Gulf rulers assured the Iranian emissaries that, without a UN resolution, they would not cooperate with a unilateral American blockade.


 


Tehran sees its tough stance checks the military threat


 


3. Tehran was further encouraged to believe it could get away with mocking the six-power incentives package by the cold shoulder the Bush administration administered to a possible Israeli go-it-alone attack on Iran’s nuclear installations. Iran did not miss the procession of Israeli ministers and military chiefs traveling to Washington in the last ten days. They all came away empty-handed having failed to change administration officials’ minds.


President Bush did not bother to reply to Israeli prime minister Ehud Olmert‘s note of complaint about the way his administration had ditched Israel on the peril from Iran without forewarning.

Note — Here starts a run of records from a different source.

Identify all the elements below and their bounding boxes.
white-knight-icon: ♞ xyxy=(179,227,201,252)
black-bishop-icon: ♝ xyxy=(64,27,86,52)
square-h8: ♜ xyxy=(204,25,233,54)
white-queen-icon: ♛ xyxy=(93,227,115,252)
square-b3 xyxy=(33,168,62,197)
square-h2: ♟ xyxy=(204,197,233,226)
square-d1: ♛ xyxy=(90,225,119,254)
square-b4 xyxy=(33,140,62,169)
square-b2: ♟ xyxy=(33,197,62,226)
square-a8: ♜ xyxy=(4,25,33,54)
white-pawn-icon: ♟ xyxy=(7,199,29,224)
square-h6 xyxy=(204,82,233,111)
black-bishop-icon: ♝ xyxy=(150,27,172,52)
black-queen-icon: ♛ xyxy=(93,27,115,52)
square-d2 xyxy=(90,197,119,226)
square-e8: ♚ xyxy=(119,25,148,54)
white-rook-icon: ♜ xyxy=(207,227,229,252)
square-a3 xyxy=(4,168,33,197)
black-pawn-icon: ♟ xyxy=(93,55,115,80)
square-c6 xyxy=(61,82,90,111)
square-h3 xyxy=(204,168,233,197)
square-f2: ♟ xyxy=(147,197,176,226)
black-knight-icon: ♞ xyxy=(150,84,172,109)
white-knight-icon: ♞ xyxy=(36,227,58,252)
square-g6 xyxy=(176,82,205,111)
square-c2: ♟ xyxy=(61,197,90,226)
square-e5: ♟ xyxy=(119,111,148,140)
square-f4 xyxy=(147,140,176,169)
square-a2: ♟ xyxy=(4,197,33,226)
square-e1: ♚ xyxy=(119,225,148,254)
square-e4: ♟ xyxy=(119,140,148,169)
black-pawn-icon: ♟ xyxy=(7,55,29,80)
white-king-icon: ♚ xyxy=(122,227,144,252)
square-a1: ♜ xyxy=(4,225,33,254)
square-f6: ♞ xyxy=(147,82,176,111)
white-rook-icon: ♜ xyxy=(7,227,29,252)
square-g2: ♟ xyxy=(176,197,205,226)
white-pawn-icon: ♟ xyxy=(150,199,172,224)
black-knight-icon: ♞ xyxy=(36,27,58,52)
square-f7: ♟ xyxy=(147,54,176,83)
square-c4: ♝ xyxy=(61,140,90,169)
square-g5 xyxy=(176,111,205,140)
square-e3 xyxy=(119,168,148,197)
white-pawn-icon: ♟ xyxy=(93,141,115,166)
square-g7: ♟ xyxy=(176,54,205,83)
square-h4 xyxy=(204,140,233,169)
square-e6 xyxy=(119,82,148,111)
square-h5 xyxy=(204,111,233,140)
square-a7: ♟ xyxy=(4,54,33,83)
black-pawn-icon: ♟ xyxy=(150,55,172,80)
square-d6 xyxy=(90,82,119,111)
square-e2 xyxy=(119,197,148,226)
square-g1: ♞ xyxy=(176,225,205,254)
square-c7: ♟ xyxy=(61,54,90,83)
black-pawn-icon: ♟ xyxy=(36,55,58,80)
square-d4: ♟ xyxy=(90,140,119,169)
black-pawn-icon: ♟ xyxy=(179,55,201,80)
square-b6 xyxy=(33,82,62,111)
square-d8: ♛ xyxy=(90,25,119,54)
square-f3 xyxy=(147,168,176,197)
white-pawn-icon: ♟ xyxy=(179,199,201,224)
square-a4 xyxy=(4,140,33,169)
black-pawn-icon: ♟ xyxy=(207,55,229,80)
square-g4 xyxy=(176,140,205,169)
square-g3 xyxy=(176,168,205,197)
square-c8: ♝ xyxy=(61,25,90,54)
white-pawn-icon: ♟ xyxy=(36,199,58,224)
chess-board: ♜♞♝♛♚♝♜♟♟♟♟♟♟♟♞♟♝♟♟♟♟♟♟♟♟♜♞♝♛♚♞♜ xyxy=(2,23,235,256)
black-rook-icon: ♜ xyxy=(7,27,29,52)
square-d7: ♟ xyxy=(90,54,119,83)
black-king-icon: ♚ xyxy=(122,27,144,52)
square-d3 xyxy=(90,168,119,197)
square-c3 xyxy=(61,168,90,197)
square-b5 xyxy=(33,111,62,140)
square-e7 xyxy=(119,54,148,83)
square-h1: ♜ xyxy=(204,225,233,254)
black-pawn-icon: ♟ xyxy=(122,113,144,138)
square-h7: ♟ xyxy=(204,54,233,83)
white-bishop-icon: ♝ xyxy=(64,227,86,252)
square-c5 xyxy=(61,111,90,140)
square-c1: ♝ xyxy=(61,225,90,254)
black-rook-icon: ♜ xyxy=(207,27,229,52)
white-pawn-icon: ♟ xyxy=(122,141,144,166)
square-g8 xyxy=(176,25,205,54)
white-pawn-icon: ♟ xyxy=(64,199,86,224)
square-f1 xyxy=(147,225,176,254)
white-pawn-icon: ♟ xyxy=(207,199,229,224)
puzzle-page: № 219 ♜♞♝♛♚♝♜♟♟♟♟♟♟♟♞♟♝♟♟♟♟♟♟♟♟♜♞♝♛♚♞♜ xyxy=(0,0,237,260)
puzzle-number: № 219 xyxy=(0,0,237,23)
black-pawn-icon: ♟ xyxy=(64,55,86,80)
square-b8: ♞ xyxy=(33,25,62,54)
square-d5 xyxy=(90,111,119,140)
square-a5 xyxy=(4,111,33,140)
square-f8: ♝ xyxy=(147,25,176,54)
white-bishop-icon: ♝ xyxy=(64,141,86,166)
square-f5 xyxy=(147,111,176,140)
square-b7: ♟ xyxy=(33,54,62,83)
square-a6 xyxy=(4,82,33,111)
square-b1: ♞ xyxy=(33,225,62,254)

When Jerusalem warned that Iran would have the elements of a nuclear weapon ready for assembly by the end of 2009 or early 2010, US officials issued a contradictory statement.


And when an Israeli defense official sounded another alarm that Russia would deliver S-300 anti-air missiles to Iran by September, Washington came through and saved Moscow and Tehran the bother of a denial.

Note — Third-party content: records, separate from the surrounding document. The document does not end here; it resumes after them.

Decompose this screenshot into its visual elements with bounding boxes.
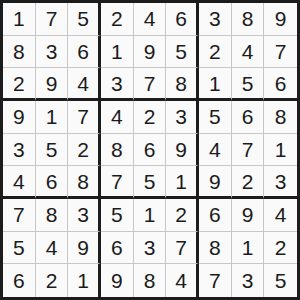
sudoku-cell-r8c7[interactable]: 8: [199, 232, 232, 265]
sudoku-cell-r9c7[interactable]: 7: [199, 264, 232, 297]
sudoku-cell-r3c5[interactable]: 7: [134, 68, 167, 101]
sudoku-cell-r7c4[interactable]: 5: [101, 199, 134, 232]
sudoku-cell-r5c1[interactable]: 3: [3, 134, 36, 167]
sudoku-cell-r7c9[interactable]: 4: [264, 199, 297, 232]
sudoku-page: 1752463898361952472943781569174235683528…: [0, 0, 300, 300]
sudoku-cell-r1c7[interactable]: 3: [199, 3, 232, 36]
sudoku-cell-r2c5[interactable]: 9: [134, 36, 167, 69]
sudoku-cell-r5c2[interactable]: 5: [36, 134, 69, 167]
sudoku-cell-r7c2[interactable]: 8: [36, 199, 69, 232]
sudoku-cell-r2c3[interactable]: 6: [68, 36, 101, 69]
sudoku-cell-r6c8[interactable]: 2: [232, 166, 265, 199]
sudoku-cell-r1c6[interactable]: 6: [166, 3, 199, 36]
sudoku-cell-r9c9[interactable]: 5: [264, 264, 297, 297]
sudoku-cell-r6c3[interactable]: 8: [68, 166, 101, 199]
sudoku-cell-r8c3[interactable]: 9: [68, 232, 101, 265]
sudoku-cell-r9c6[interactable]: 4: [166, 264, 199, 297]
sudoku-cell-r9c3[interactable]: 1: [68, 264, 101, 297]
sudoku-cell-r8c2[interactable]: 4: [36, 232, 69, 265]
sudoku-cell-r1c4[interactable]: 2: [101, 3, 134, 36]
sudoku-cell-r7c3[interactable]: 3: [68, 199, 101, 232]
sudoku-cell-r4c9[interactable]: 8: [264, 101, 297, 134]
sudoku-cell-r3c2[interactable]: 9: [36, 68, 69, 101]
sudoku-cell-r1c2[interactable]: 7: [36, 3, 69, 36]
sudoku-cell-r7c7[interactable]: 6: [199, 199, 232, 232]
sudoku-cell-r8c1[interactable]: 5: [3, 232, 36, 265]
sudoku-cell-r8c5[interactable]: 3: [134, 232, 167, 265]
sudoku-cell-r9c8[interactable]: 3: [232, 264, 265, 297]
sudoku-cell-r4c2[interactable]: 1: [36, 101, 69, 134]
sudoku-cell-r8c6[interactable]: 7: [166, 232, 199, 265]
sudoku-cell-r5c6[interactable]: 9: [166, 134, 199, 167]
sudoku-cell-r5c7[interactable]: 4: [199, 134, 232, 167]
sudoku-cell-r5c8[interactable]: 7: [232, 134, 265, 167]
sudoku-cell-r6c5[interactable]: 5: [134, 166, 167, 199]
sudoku-cell-r5c3[interactable]: 2: [68, 134, 101, 167]
sudoku-cell-r3c4[interactable]: 3: [101, 68, 134, 101]
sudoku-cell-r4c5[interactable]: 2: [134, 101, 167, 134]
sudoku-cell-r3c9[interactable]: 6: [264, 68, 297, 101]
sudoku-cell-r4c4[interactable]: 4: [101, 101, 134, 134]
sudoku-cell-r3c1[interactable]: 2: [3, 68, 36, 101]
sudoku-cell-r1c5[interactable]: 4: [134, 3, 167, 36]
sudoku-cell-r6c7[interactable]: 9: [199, 166, 232, 199]
sudoku-cell-r6c6[interactable]: 1: [166, 166, 199, 199]
sudoku-cell-r5c4[interactable]: 8: [101, 134, 134, 167]
sudoku-cell-r4c6[interactable]: 3: [166, 101, 199, 134]
sudoku-cell-r5c5[interactable]: 6: [134, 134, 167, 167]
sudoku-cell-r2c6[interactable]: 5: [166, 36, 199, 69]
sudoku-cell-r2c4[interactable]: 1: [101, 36, 134, 69]
sudoku-board: 1752463898361952472943781569174235683528…: [0, 0, 300, 300]
sudoku-cell-r7c8[interactable]: 9: [232, 199, 265, 232]
sudoku-cell-r3c7[interactable]: 1: [199, 68, 232, 101]
sudoku-cell-r8c4[interactable]: 6: [101, 232, 134, 265]
sudoku-cell-r9c1[interactable]: 6: [3, 264, 36, 297]
sudoku-cell-r6c2[interactable]: 6: [36, 166, 69, 199]
sudoku-cell-r4c7[interactable]: 5: [199, 101, 232, 134]
sudoku-cell-r7c6[interactable]: 2: [166, 199, 199, 232]
sudoku-cell-r2c2[interactable]: 3: [36, 36, 69, 69]
sudoku-cell-r4c8[interactable]: 6: [232, 101, 265, 134]
sudoku-cell-r2c1[interactable]: 8: [3, 36, 36, 69]
sudoku-cell-r3c3[interactable]: 4: [68, 68, 101, 101]
sudoku-cell-r6c4[interactable]: 7: [101, 166, 134, 199]
sudoku-cell-r9c5[interactable]: 8: [134, 264, 167, 297]
sudoku-cell-r3c6[interactable]: 8: [166, 68, 199, 101]
sudoku-cell-r7c5[interactable]: 1: [134, 199, 167, 232]
sudoku-cell-r1c1[interactable]: 1: [3, 3, 36, 36]
sudoku-cell-r2c7[interactable]: 2: [199, 36, 232, 69]
sudoku-cell-r1c9[interactable]: 9: [264, 3, 297, 36]
sudoku-cell-r9c4[interactable]: 9: [101, 264, 134, 297]
sudoku-cell-r2c9[interactable]: 7: [264, 36, 297, 69]
sudoku-cell-r7c1[interactable]: 7: [3, 199, 36, 232]
sudoku-cell-r4c1[interactable]: 9: [3, 101, 36, 134]
sudoku-cell-r1c8[interactable]: 8: [232, 3, 265, 36]
sudoku-cell-r5c9[interactable]: 1: [264, 134, 297, 167]
sudoku-cell-r2c8[interactable]: 4: [232, 36, 265, 69]
sudoku-cell-r6c1[interactable]: 4: [3, 166, 36, 199]
sudoku-cell-r1c3[interactable]: 5: [68, 3, 101, 36]
sudoku-cell-r3c8[interactable]: 5: [232, 68, 265, 101]
sudoku-cell-r8c9[interactable]: 2: [264, 232, 297, 265]
sudoku-cell-r6c9[interactable]: 3: [264, 166, 297, 199]
sudoku-cell-r8c8[interactable]: 1: [232, 232, 265, 265]
sudoku-cell-r9c2[interactable]: 2: [36, 264, 69, 297]
sudoku-cell-r4c3[interactable]: 7: [68, 101, 101, 134]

Last week, Israel’s defense minister Ehud Barak failed to break through the Bush administration’s impassive wall with his bitter recriminations to Vice President Dick Cheney, Secretary of State Condoleezza Rice and Robert Gates.


Washington’s abrupt turnabout on Iran, he said, had left Israel in the lurch against grave strategic dangers. But all the Americans were willing to part with were devices to help Israel defend itself against Iran.


1. One is the transportable, forward-based FBX-T radar system built by Raytheon Co. which, by providing early and accurate target-tracing and signature data, enlarges the effective battle space of missile interceptors.


US officials say it can track an object the size of a baseball from about 4,700 km, and be launched from air, sea or land. It would allow the Israeli Arrow anti-missile system to engage an incoming Iranian Shehab-3 ballistic missile about halfway through its estimated 11-minute flight.


 


US aid to Israel – too little and too late


 


2. Increased access to its Defense Support Program (DSP) satellites for spotting missile launches, an arrangement approved in the Gulf War of 1991, when Saddam Hussein fired missiles at Israel and the Gulf. Access has hitherto been provided only as per request.


(More about this in HOT POINTS.)


DEBKA-Net-Weekly‘s military sources report that, even if Washington processed these items quickly for export, the earliest delivery date would be October or early November.


Israel would then need months to train crews to operate them and have the weapons integrated in its own Arrow anti-missile system. The radar systems would therefore not be ready for service before the January date of Bush’s handover to his successor.


Iran’s Islamic rulers were pleasantly surprised by the obstacles Washington planted in the path of a potential Israeli military strike on their nuclear facilities. They concluded that their nuclear intransigence had not only worked, but earned them the extra bonus of a cooling in the US-Israeli strategic-military alliance. So, they decided, why not keep up the stubborn front against Washington and so squeeze more concessions out of the Bush administration and have the Americans double the pressure on Israel to refrain from attacking Iran?


4. Finally, whatever the outcome of the big power ultimatum, Tehran will have the last word on the nuclear dispute with the West. Very simply, even if a deal is struck with the Bush administration to suspend its forbidden nuclear projects, this is not the end of the road. DEBKA-Net-Weekly‘s intelligence sources report that Iran is running two parallel nuclear programs, one open and one covert. Any deal with the West would apply only to overt projects like the enrichment factory in Natanz, while the secret installations would continue rolling unhindered and unmonitored.


Since there is a certain amount of overlap between the two, the secret program might be slowed somewhat. But that is a price well worth paying by Tehran for the easing of international pressure and sanctions and the economic and technological rewards offered in Geneva, including advanced nuclear know-how.